Example 1. Let X be the spec of Z[x,y]/(x^6+y^6-z^6), and let Y be the spec of Z[x,y]/(x^2+y^2-z^2). Then for A a ring X(A) is the set of triples (a,b,c) of elements of A such that a^6+b^6=c^6, and Y(A) is the set of triples (a,b,c) of elements of A such that a^2+b^2=c^2. Hence a morphism of schemes from X to Y is given by sending, for all A, (a,b,c) to (a^3,b^3,c^3).

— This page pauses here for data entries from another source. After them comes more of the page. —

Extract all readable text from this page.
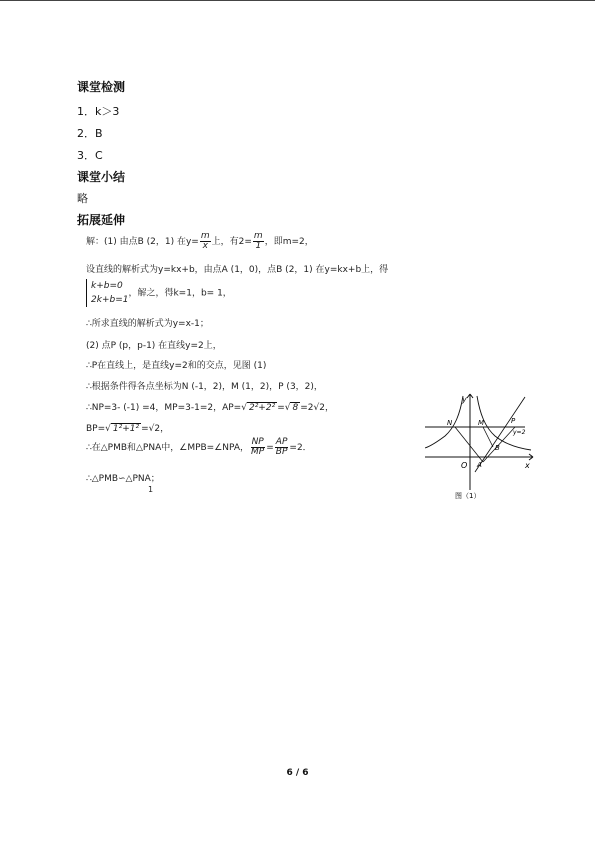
课堂检测
1．k＞3
2．B
3．C
课堂小结
略
拓展延伸
解：(1) 由点B (2，1) 在$y= \frac{m}{x}$ 上，有$2= \frac{m}{1}$ ，即m=2，
设直线的解析式为y=kx+b，由点A (1，0)，点B (2，1) 在y=kx+b上，得
k+b=0
2k+b=1
，解之，得k=1，b= 1，
∴所求直线的解析式为y=x-1；
(2) 点P (p，p-1) 在直线y=2上，
∴P在直线上，是直线y=2和的交点，见图 (1)
∴根据条件得各点坐标为N (-1，2)，M (1，2)，P (3，2)，
∴NP=3- (-1) =4，MP=3-1=2，AP=√ 2²+2² =√ 8 =2√2，
BP=√ 1²+1² =√2，
∴在△PMB和△PNA中，∠MPB=∠NPA， $\frac{NP}{MP} = \frac{AP}{BP} =2$．
∴△PMB∽△PNA；
1
y
x
O
N	M	P
A
B
y=2
图（1）
6 / 6
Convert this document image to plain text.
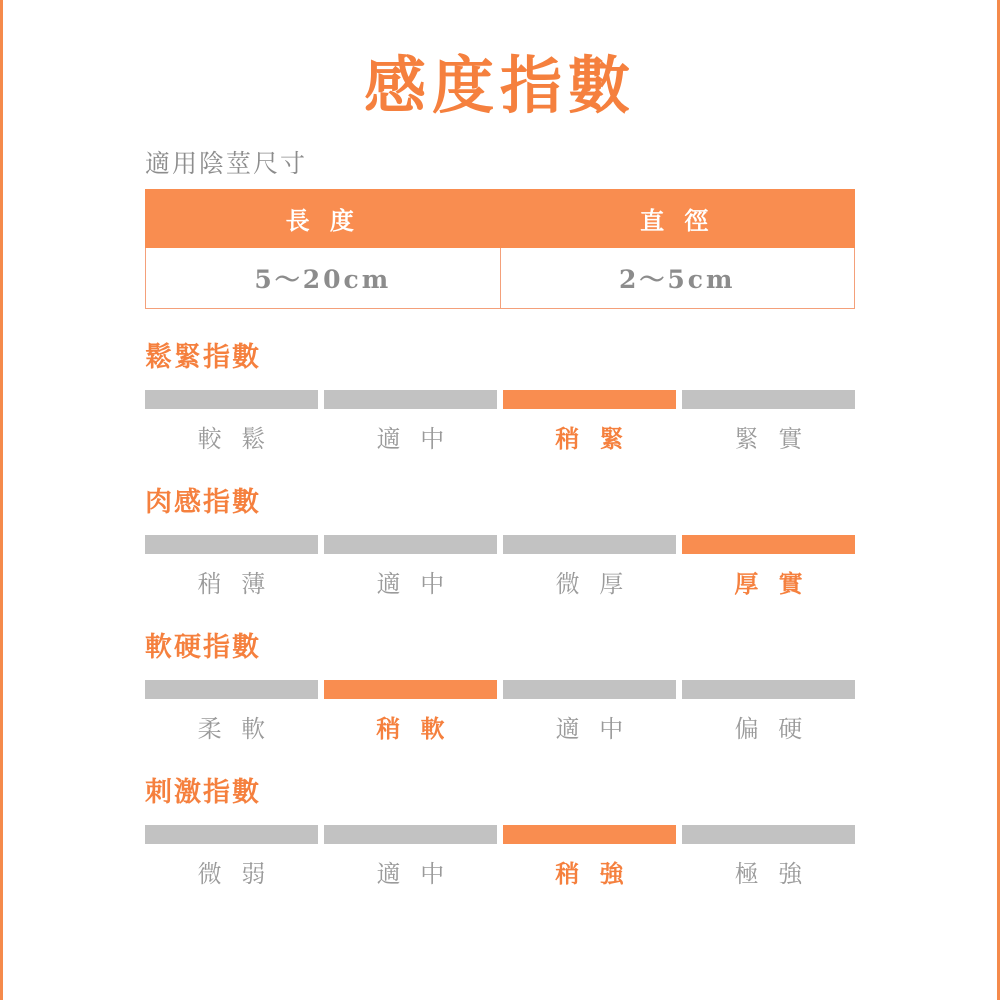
感度指數
適用陰莖尺寸
長 度	直 徑
5～20cm	2～5cm
鬆緊指數
較 鬆	適 中	稍 緊	緊 實
肉感指數
稍 薄	適 中	微 厚	厚 實
軟硬指數
柔 軟	稍 軟	適 中	偏 硬
刺激指數
微 弱	適 中	稍 強	極 強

Example 2. Let n be a positive integer, and GL_n the functor from (Ring) to (Grp) given by sending A to GL_n(A), the automorphism group of the free A-module A^n, or, if you want, the group of invertible n by n matrices with coefficients in A. Then the functor, still denoted GL_n, gotten by composing GL_n with the forgetful functor from (Grp) to (Set) is represented by the spectrum of the ring H, with H the polynomial ring over Z with variables x_{i,j} and y_{i,j} (i and j in {1,...,n}), divided by the n^2 equations given by the matrix identity xy=1. Then the spectrum of H\otimes H represents the functor sending A to GL_n(A)xGL_n(A), and therefore the multiplication maps from GL_n(A)xGL_n(A) to GL_n(A) for varying A correspond to a morphism of schemes from Spec(H\otimes H) to Spec(H), that is, to a ring morphism from H to H\otimes H. One can write out such morphisms, but it is easier to think about all this in terms of the group structures on all GL_n(A), hence in terms of the functor GL_n itself.
The question was asked: what is P^n(A)? Please think about this for next time.
For A an arbitrary ring and M an A-module, we showed that Z-gradings of M are in bijection with actions of the multiplicative group Gm,A on M. See the scanned notes for more details.
We considered the case S=Z[x0,...,xn], giving Pn. We proved, using Nakayama's lemma, that Pn is universally closed over Spec(Z).
For more details see the scanned notes.
Suggested exercises: [H] II.4.1 (do II.3.5 first), II.4.2, II.4.8.
The notion of quasi-coherent O-modules on schemes was defined. The category of them is denoted QCoh(O). On an affine scheme X these are the O-modules attached to O(X)-modules; M gives the sheaf M~; the functors M|-->M~ and F|-->F(X) form an equivalence of categories (X is still affine!) between O(X)-mod and QCoh(O), respecting many structures on both sides.
For f:X-->Y in (Top) we discussed pushforward of sheaves, and for ringed spaces pushforward of O-modules. Then pullback of presheaves (hence also colimits and limits), the sheaf associated to a presheaf and finally pullback of sheaves. Adjointness between pushforward and pullback was stated.
For more details see the scanned notes.
Suggested exercises: [H] II.1.14, II.1.17, II.1.18, II.1.19.
Suggested exercises: II.5.1., II.5.2, II.5.3, II.5.6.a--c, II.5.7.
We described the functor of points of projective spaces in the category (LRS), now that we have locally free modules of rank one at our disposal. Finally, the Picard group of a ringed space was defined.
Suggested exercises: II.5.8, II.5.16, II.7.2, II.7.3.
The notes also contain the beginning of lecture 12: some examples of morphisms to Pn. Please read this before the lecture, and try (again?) exercises II.7.2, II.7.3.